Verwendung fand er dort in der Inszenierung von „Das Feuerwerk“,
einer musikalischen Komödie im Circusmilieu, bekannt durch „Oh
mein Papa“. Die Cassellys wirkten in den Aufführungen mit und
übernahmen später den Artisteneingang. Moderne LEDs, acht
Scanner sowie zwei bewegliche Lichtkugeln auf dem
Artisteneingang setzen das Manegengeschehen ins rechte Licht.

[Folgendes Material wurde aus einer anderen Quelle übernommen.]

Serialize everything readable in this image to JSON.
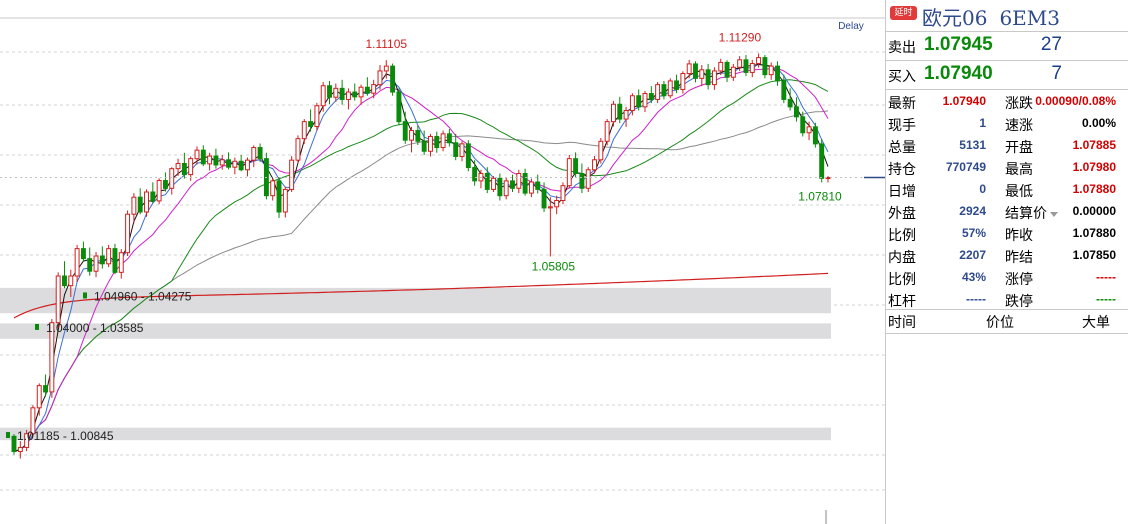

Die Musik kommt durchgehend gut gewählt vom Band, an jedem der
Hauptmasten sind Boxen angebracht. Verantwortlich ist hier
Romina Casselly, die ihre Hula Hoop-Reifen gegen das Licht- und
Tonmischpult eingetauscht hat. Das alles ergibt, zusammen mit
edlen Kostümen und Requisiten, einen absolut stimmigen Rahmen
für diese erstklassige, liebevoll gestaltete Show.
Für den Weihnachtscircus sind die
verschiedenen Darbietungen der Familie in zwei Probetagen in
eine kleine, wunderschöne Rahmenhandlung eingebunden worden. Die
erwachsene Katy, dargestellt von Jessica Casselly im Kostüm
eines Dienstmädchens, kann mit Weihnachten so gar nichts
anfangen. Erst Sprechstallmeister Lars Wasserthal, ausgebildeter
Schauspieler und durch seine vom Circus stammende Frau, mit der
er den Mitmachcircus „Phantasia“ betreibt, zur weitläufigen
Verwandtschaft der Cassellys gehörend, kann sie dazu ermuntern,
zurück zu blicken auf das erste Weihnachtsfest, die Erinnerungen
daran und wieder mit Kinderaugen zu schauen und zu träumen.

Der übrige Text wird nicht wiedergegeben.